Fast 25 Millionen Menschen – mehr als die Hälfte der Bevölkerung – sind auf humanitäre Hilfe angewiesen. Seit Wochen warnen Experten vor einer Hungersnot – weitgehend ohne Gehör zu finden. Vor einer Woche berichtete das UN-Welternährungsprogramm von Menschen, die bereits an Hunger sterben. Laut »Ärzte ohne Grenzen« stirbt in dem Geflüchtetenlager Zamzam in Norddarfur alle zwei Stunden ein Kind an den Folgen von Unterernährung. Die Menschen zeigen große Solidarität mit Betroffenen anderer Kriegsgebiete, sind jedoch frustriert, dass sie offenbar im Stich gelassen werden. »Die ganze Welt redet über Gaza. Was ist mit uns? Die sudanesischen Menschen werden einfach vergessen. Niemand interessiert sich für uns«, so eine geflüchtete Frau im Gespräch mit jW.

Die Zurückhaltung diplomatischer Bestrebungen, insbesondere vom Westen, ist groß. So war Bundesaußenministerin Annalena Baerbock etwa Anfang Februar nach Ostafrika gereist, um dort mit Staatsvertretern über ein mögliches Ende des Krieges zu sprechen. Was genau Inhalt oder Ergebnis dieser Gespräche war, ist bis heute nicht bekannt. Dabei sind diplomatische Interventionen dringend nötig. Was als Krieg zwischen zwei Generälen begonnen hatte, hat sich längst in einen Bürgerkrieg mit multiplen Akteuren verwandelt. Aus Angst vor Übergriffen militarisiert sich die Zivilbevölkerung. Dies weitet nicht nur die Gräben zwischen den Unterstützern der RSF und denen der SAF. Deren Verbrechen gegen die Menschheit reichen von Raub, Vergewaltigung und Verhaftung von Zivilisten bis hin zur völligen Zerstörung der Infrastruktur und zu »ethnischen Säuberungen«. Dabei wird der Konflikt zunehmend ethnisiert. Alte Identitätspolitiken werden neu entflammt und schüren Hass zwischen den verschiedenen Gruppen. Das gefährdet die Sozialstruktur: Menschen aller Sozial- und Altersklassen – auch Minderjährige – bereiten sich nun auf den bewaffneten Kampf vor.
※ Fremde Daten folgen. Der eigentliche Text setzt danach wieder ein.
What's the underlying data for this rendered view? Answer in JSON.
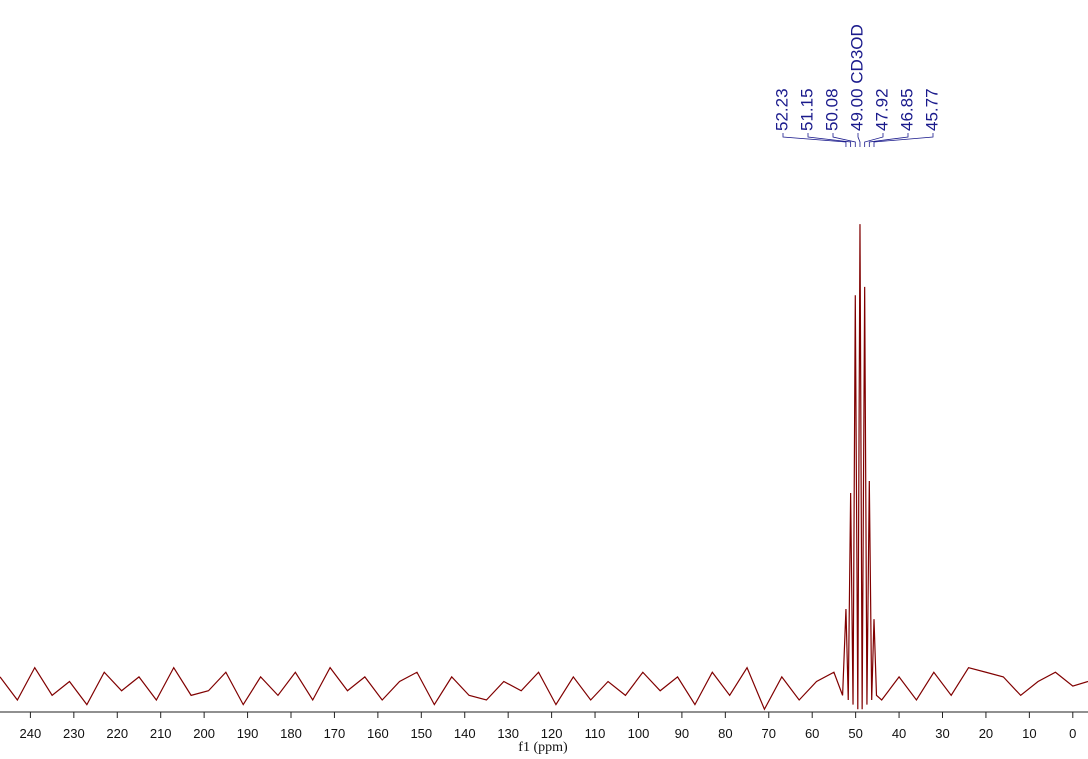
{
  "chart_data": {
    "type": "line",
    "x_label": "f1 (ppm)",
    "color": "#800000",
    "xlim": [
      247,
      -3.5
    ],
    "ylim": [
      -5.6,
      148.5
    ],
    "xticks": [
      240,
      230,
      220,
      210,
      200,
      190,
      180,
      170,
      160,
      150,
      140,
      130,
      120,
      110,
      100,
      90,
      80,
      70,
      60,
      50,
      40,
      30,
      20,
      10,
      0
    ],
    "x": [
      247,
      243,
      239,
      235,
      231,
      227,
      223,
      219,
      215,
      211,
      207,
      203,
      199,
      195,
      191,
      187,
      183,
      179,
      175,
      171,
      167,
      163,
      159,
      155,
      151,
      147,
      143,
      139,
      135,
      131,
      127,
      123,
      119,
      115,
      111,
      107,
      103,
      99,
      95,
      91,
      87,
      83,
      79,
      75,
      71,
      67,
      63,
      59,
      55,
      53,
      52.23,
      51.7,
      51.15,
      50.6,
      50.08,
      49.5,
      49,
      48.5,
      47.92,
      47.4,
      46.85,
      46.3,
      45.77,
      45.2,
      44,
      40,
      36,
      32,
      28,
      24,
      20,
      16,
      12,
      8,
      4,
      0,
      -3.5
    ],
    "values": [
      2,
      -3,
      4,
      -2,
      1,
      -4,
      3,
      -1,
      2,
      -3,
      4,
      -2,
      -1,
      3,
      -4,
      2,
      -2,
      3,
      -3,
      4,
      -1,
      2,
      -3,
      1,
      3,
      -4,
      2,
      -2,
      -3,
      1,
      -1,
      3,
      -4,
      2,
      -3,
      1,
      -2,
      3,
      -1,
      2,
      -4,
      3,
      -2,
      4,
      -5,
      2,
      -3,
      1,
      3,
      -2,
      16.7,
      -3,
      41.8,
      -4,
      84.6,
      -5,
      100,
      -5,
      86.4,
      -4,
      44.4,
      -3,
      14.5,
      -2,
      -3,
      2,
      -3,
      3,
      -2,
      4,
      3,
      2,
      -2,
      1,
      3,
      0,
      1
    ],
    "peak_labels": {
      "color": "#1a1a8c",
      "values": [
        52.23,
        51.15,
        50.08,
        49.0,
        47.92,
        46.85,
        45.77
      ],
      "value_labels": [
        "52.23",
        "51.15",
        "50.08",
        "49.00 CD3OD",
        "47.92",
        "46.85",
        "45.77"
      ]
    }
  }
}
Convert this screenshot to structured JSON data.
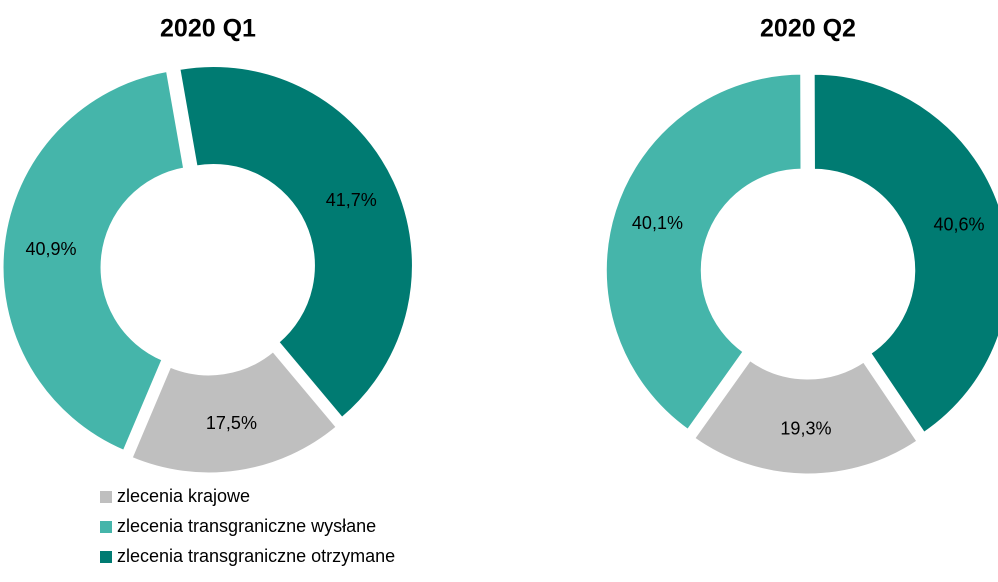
{
  "chart_data": [
    {
      "type": "pie",
      "title": "2020 Q1",
      "categories": [
        "zlecenia krajowe",
        "zlecenia transgraniczne wysłane",
        "zlecenia transgraniczne otrzymane"
      ],
      "colors": [
        "#bfbfbf",
        "#45b5aa",
        "#007b72"
      ],
      "values": [
        17.5,
        40.9,
        41.7
      ],
      "value_labels": [
        "17,5%",
        "40,9%",
        "41,7%"
      ]
    },
    {
      "type": "pie",
      "title": "2020 Q2",
      "values": [
        19.3,
        40.1,
        40.6
      ],
      "value_labels": [
        "19,3%",
        "40,1%",
        "40,6%"
      ]
    }
  ]
}
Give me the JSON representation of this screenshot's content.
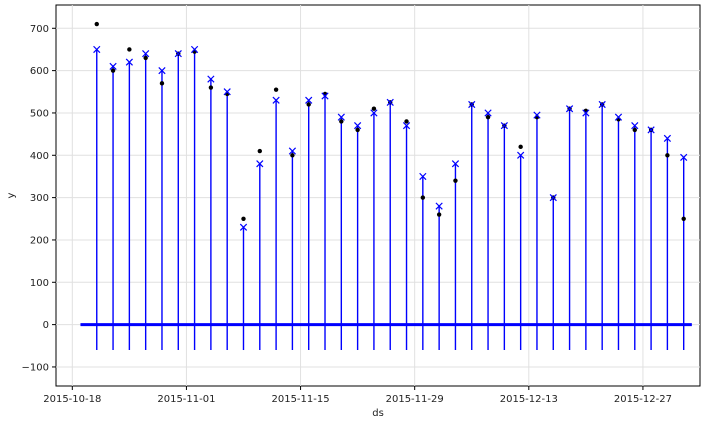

Im politischen Krieg hatte zuletzt Daglo die Nase vorn. Anfang des Jahres reiste er durch sechs afrikanische Länder und traf dort führende Politiker sowie Vertreter der Intergovernmental Authority on Development (IGAD). Die regionale zwischenstaatliche Entwicklungsbehörde Nordostafrikas lud ihn kurz darauf ganz offiziell zu einem Gipfel ein. Das erzürnte De-facto-Staatschef Al-Burhan, und das sudanesische Außenministerium erklärte kurzerhand den Austritt aus der Wirtschaftsgemeinschaft. Aktionen wie diese rücken ein dringend benötigtes Kriegsende in weite Ferne.